(Nandang Suherman) |
Predikat Wajar Tanpa Pengecualian (WTP) yg selalu menjadi “tameng” oleh Pemerintah Daerah untuk menunjukan kepada publik, bahwa pemerintahannya sudah bersih dan tidak ada penyimpangan dalam hal pengelolaan dan penggunaan keuangan daerah, ternyata tidak demikian adanya. WTP hanya menunjukan bahwa pemerintah daerah sudah melakukan pencatatan keuangan sesuai dengan akuntasi pemerintah daerah. Artinya seluruh transaksi yg dilakukan oleh Pemerintah daerah (penerimaan, belanja, pembiayaan serta aset) daerah sudah tercatat dengan benar dengan didukung alat bukti. Namun tidak menjamin bahwa prosesnya tidak terjadi penyimpangan.
Dari Buku III LHP BPK untuk APBD 2017menunjukan bahwa masih terjadi pelanggaran atau ketidakpatuhan terhadap peraturan perundangan dan berpotensi merugikan keuangan daerah. Dari hasil penelusuran dokumen LHP BPK untuk APBD 2017di beberapa Kabupaten dan Kota di Jawa Timur; yaitu Kab. Pacitan, Ponorogo, Trenggalek, Tulungagung, Madiun dan Kota Madiun, ditemukan 34 temuan dengan 127 kasus penyimpangan serta total kerugian daerah sekitar Rp. 17.460.208.682,-
Dari 34 temuan, dilihat dari jenisnya yaitu : Belanja Hibah, kekurangan volume pekerjaan/tidak sesuai konstruksi, kelebihan pembayaran jasa konsultan, kelebihan pembayaran pekerjaan, kelebihan honor/insentif/tunjangan, denda keterlambatan serta kekurangan penerimaan pendapatan daerah.
Dilihat dari jumlah temuan Kab Pacitan yang paling tinggi yaitu 8 temuan dengan rincian 42 kasus, disusul Kab. Madiun 8 Temuan dengan rincian 13 kasus, Kab. trenggalek 6 temuan dengan rincian 17 kasus, Ponorogo 5 temuan dengan rincian 18 kasus, Kab. Tulungagung 5 Temuan dengan rincian 23 kasus, dan Kota Madiun 2 temuan dengan rincian 14 kasus.
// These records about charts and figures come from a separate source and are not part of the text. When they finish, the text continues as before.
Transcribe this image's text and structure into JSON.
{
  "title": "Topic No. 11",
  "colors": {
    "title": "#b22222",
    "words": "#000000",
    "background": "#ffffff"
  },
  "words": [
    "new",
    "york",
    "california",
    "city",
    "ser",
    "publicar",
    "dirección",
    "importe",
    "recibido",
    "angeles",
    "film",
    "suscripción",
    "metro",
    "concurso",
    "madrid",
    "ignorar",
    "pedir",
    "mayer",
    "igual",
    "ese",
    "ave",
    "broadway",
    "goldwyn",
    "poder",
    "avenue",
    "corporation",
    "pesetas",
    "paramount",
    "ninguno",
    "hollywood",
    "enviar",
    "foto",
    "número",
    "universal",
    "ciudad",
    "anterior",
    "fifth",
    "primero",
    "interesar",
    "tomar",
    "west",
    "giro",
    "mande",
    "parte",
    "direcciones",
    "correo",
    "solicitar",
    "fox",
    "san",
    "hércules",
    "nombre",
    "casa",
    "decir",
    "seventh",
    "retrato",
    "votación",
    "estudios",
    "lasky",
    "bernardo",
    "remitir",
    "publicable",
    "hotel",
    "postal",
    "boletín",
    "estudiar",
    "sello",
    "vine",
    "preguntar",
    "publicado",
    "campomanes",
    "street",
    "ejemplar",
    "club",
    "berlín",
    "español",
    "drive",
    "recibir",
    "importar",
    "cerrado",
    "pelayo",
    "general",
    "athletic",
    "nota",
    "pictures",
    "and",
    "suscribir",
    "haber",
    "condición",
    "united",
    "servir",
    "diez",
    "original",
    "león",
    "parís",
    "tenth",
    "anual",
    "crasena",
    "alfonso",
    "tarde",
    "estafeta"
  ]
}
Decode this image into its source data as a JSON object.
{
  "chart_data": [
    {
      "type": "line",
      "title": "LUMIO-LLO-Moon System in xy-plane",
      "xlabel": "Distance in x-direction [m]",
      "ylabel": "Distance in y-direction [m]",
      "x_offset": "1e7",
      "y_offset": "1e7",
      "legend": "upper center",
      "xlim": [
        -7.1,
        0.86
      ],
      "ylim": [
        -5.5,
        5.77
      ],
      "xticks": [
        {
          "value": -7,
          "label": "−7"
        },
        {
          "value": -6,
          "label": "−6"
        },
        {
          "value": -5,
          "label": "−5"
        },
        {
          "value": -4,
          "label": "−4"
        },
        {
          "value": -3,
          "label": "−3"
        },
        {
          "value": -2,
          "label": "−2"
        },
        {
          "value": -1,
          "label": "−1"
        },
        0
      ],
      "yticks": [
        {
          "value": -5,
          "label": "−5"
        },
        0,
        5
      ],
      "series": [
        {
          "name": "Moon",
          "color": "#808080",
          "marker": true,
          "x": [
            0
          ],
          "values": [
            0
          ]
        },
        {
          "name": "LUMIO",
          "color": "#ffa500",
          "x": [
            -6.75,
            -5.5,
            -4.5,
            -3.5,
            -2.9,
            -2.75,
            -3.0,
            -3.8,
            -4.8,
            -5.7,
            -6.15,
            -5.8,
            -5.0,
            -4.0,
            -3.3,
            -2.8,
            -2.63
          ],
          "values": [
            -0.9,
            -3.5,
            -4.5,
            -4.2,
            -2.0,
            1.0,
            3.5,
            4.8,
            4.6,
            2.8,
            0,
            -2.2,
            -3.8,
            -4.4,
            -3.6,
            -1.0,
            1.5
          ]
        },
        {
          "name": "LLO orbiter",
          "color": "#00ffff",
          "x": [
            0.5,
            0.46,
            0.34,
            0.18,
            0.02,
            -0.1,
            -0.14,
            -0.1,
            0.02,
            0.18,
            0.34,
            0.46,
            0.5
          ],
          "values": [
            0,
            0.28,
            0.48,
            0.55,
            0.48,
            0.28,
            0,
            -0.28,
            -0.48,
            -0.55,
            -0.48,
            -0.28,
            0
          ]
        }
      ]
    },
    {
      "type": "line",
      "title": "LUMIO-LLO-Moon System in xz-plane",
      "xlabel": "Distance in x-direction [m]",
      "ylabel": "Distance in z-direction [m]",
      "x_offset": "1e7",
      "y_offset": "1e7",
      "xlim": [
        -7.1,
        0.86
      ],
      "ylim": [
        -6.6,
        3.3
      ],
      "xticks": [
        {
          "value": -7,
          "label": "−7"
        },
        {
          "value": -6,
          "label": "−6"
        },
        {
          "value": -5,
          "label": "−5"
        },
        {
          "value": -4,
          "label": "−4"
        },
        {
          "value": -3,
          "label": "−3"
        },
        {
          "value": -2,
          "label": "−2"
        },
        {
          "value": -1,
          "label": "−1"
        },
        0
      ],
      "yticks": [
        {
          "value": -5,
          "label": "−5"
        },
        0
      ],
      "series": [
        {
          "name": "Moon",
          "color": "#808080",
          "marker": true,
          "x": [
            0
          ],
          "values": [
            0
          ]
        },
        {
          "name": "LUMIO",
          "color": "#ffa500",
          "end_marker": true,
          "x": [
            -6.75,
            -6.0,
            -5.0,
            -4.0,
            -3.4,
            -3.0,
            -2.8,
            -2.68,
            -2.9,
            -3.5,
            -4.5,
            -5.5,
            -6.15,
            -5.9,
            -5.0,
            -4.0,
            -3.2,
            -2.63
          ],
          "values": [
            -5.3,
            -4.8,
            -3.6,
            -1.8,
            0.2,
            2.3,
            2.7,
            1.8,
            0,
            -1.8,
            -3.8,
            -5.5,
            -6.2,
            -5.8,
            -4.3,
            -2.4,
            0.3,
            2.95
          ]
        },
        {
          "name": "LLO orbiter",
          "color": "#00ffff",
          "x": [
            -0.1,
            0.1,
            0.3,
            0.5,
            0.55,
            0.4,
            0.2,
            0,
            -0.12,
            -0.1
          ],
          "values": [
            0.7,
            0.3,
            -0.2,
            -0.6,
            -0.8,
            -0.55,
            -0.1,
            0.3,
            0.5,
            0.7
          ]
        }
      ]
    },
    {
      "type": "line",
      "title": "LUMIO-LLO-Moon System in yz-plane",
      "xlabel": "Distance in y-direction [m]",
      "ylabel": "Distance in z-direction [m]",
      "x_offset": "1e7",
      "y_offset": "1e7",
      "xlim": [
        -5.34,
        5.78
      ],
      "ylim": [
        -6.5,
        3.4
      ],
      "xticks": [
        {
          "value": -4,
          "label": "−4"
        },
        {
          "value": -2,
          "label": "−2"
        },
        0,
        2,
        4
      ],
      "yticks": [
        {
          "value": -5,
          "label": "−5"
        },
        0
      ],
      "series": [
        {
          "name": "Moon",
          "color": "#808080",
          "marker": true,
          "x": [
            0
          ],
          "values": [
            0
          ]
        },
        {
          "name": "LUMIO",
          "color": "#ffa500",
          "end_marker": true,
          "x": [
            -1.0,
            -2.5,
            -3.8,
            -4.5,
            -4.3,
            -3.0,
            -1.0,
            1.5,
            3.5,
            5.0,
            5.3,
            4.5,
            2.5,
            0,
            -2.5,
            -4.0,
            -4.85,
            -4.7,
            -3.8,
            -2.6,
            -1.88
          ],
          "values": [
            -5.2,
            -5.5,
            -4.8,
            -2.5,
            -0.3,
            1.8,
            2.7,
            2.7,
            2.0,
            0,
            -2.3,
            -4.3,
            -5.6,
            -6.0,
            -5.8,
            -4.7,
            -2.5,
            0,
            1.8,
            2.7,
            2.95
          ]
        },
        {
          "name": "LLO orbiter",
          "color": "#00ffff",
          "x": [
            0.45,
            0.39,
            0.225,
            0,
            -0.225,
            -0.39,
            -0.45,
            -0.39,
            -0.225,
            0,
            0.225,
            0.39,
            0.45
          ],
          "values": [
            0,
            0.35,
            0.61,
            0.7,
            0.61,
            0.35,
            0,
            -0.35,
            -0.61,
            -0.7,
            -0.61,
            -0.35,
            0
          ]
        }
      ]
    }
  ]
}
Sementara bila dilihat dari potensi kerugian daerah, Tulungagung yang paling tinggi yaitu Rp. 3.703.420.441,- Kab. Trenggalek Rp. 3.536.009.291,- Kab. Pacitan Rp. 3.397.016.494,- Kab. Ponorogo Rp. 3.326.308.127,- Kab. Madiun Rp. 2.522.733.676,- dan Kota Madiun Rp. 974.720.653,-
Semestinya DPRD harus melakukan kontrol terhadap hasil temuan ini, dan melaporkan kepada unsur penegak hukum apabila sampai batas waktu 6 bulan belum mengembalikan ke kas daerah. dan aparat hukum harus proaktif untuk menindaklanjuti temuan BPK ini dan diproses sesuai hukum yg berlaku. Selain itu juga, DPRD harus lebih proaktif untuk menjalankan fungsi pengawasannya, karena yg dilakukan audit oleh BPK hanya bersifat sampel alias tidak seluruh kegiatan yg dilaksanakan oleh Pemerintah Daerah. Apabila BPK melakukan audit keseluruh kegiatan yg dilaksanakan OPD, maka pasti akan ditemukan lebih banyak temuan dan potensi kerugian daerah akan jauh lebih besar.
Korupsi bisa terjadi manakala diskresi atau wewenangan minus akuntabilitas. Dengan kata lain kewenangan yg melekat dalam pejabat publik harus disertai dengan transparansi dalam pengelolaan serta bisa bisa dipertanggungjawabkan secara sosial dan politik kepada publik.
Nandang Suherman
Anggota Perkumpulan Inisiatif Bandung dan Anggota Dewan Nasional Forum Indonesia untuk Transparansi Anggaran (FITRA) Jakarta.